From whence shall we expect the approach of danger? Shall some transatlantic giant step the earth and crush us at a blow? Never! All the armies of Europe and Asia could not, by force, take a drink from the Ohio River or set a track on the Blue Ridge in the trial of a thousand years. If destruction be our lot, we ourselves must be its author and finisher. As a nation of free men, we will live forever, or die by suicide.

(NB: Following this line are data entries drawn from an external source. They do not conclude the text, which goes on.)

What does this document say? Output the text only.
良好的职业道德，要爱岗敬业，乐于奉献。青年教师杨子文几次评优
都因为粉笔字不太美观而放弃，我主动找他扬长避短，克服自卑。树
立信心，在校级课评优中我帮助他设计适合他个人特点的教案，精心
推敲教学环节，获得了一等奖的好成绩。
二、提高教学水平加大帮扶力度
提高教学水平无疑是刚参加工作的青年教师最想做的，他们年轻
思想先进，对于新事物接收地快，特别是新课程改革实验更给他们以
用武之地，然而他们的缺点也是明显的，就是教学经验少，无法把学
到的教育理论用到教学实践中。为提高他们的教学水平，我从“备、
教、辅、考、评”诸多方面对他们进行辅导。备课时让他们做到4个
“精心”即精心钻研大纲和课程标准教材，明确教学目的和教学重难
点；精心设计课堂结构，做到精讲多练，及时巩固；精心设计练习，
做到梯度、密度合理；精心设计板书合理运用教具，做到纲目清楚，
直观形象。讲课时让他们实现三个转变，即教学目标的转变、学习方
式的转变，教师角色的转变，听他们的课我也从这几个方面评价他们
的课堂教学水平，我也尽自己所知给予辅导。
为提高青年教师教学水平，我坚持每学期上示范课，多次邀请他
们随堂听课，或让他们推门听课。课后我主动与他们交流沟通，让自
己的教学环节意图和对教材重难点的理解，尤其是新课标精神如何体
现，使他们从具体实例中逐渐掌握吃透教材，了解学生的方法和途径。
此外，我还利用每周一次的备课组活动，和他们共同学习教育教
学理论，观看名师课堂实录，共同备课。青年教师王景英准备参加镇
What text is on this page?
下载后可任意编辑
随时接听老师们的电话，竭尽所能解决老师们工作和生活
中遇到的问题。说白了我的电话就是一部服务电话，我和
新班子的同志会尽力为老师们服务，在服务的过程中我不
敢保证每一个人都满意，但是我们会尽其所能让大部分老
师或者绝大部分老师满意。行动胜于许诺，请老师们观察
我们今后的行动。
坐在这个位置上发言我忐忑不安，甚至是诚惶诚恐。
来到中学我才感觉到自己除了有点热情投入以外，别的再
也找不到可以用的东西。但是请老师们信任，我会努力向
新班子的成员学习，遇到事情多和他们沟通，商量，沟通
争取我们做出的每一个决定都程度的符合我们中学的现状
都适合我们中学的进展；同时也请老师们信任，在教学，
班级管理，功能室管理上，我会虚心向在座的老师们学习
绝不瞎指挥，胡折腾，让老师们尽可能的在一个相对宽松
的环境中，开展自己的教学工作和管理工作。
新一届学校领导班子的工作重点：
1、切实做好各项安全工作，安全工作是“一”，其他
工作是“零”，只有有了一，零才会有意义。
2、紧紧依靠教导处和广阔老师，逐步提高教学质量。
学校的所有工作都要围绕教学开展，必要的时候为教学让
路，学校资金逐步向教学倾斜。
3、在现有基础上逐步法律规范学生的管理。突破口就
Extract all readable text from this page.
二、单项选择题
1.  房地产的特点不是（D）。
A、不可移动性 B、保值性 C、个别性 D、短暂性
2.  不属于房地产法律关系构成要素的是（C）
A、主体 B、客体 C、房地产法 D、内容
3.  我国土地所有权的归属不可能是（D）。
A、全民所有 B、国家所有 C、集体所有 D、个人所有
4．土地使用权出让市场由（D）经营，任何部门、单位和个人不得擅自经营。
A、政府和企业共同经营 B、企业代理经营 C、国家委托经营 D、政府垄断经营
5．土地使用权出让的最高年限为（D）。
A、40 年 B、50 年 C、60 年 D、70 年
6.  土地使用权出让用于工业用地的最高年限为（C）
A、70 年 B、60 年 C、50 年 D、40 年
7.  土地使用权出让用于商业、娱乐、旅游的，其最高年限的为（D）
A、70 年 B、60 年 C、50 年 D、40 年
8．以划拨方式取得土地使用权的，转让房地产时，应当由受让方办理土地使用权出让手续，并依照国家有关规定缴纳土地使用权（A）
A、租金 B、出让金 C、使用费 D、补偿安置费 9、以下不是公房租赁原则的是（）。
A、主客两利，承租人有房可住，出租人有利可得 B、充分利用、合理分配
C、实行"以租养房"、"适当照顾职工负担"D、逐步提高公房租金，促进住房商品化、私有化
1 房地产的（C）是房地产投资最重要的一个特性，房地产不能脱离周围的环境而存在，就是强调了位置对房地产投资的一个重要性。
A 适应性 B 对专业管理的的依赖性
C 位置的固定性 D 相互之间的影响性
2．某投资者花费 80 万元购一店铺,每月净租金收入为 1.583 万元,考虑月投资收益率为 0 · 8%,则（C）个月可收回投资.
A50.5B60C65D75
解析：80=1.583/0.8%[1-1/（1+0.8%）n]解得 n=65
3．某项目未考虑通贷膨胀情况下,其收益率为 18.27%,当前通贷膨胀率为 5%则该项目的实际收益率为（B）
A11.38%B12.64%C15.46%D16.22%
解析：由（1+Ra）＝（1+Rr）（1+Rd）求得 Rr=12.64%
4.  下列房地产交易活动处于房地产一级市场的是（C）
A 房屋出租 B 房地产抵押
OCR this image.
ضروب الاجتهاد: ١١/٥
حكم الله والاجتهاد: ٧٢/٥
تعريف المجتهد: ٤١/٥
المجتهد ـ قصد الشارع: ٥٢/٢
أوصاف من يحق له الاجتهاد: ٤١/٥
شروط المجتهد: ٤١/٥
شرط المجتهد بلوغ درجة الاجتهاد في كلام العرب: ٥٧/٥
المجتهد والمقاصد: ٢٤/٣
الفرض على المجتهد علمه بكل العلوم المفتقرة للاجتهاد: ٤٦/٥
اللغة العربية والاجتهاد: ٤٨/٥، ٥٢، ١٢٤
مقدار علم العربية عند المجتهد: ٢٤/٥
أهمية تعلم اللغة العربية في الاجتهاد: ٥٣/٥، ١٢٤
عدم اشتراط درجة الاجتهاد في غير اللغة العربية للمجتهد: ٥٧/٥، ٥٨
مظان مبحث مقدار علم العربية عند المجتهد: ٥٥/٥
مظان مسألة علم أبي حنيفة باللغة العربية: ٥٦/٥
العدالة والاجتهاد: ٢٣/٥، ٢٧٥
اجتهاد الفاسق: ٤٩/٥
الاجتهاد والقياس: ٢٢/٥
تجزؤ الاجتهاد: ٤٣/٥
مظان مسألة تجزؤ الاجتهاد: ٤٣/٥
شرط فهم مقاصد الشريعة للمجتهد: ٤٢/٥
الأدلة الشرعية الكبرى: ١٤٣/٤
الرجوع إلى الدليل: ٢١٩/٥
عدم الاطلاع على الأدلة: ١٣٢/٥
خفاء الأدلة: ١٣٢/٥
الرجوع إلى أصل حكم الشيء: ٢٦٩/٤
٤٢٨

As Lincoln suggests, only we can truly destroy ourselves—a thought that seems timelier and timelier these days. Then erupts “A More Perfect Union,” as much of a manifesto as Titus Andronicus has. Through seven ragged minutes, Stickles depicts a shabby Northeast full of hope and despair, invoking the Fung Wah bus, the Garden State Parkway, Jeff Davis hanging from a sour-apple tree:

I’m doing 70 on 17, 80 over 84
And I never let the Merritt Parkway magnetize me no more
Give me a brutal Somerville summer
Give me a cruel New England winter
Give me the great Pine Barrens
So I can see them turned into splinters

Notably, the song interpolates both “Born to Run” and “The Battle Hymn of the Republic” into one big noise. Titus mixes up New Jersey lore, American history, and Biblical imagery in a combustible melange, all with an anthemic angst clearly ripped from Bruce.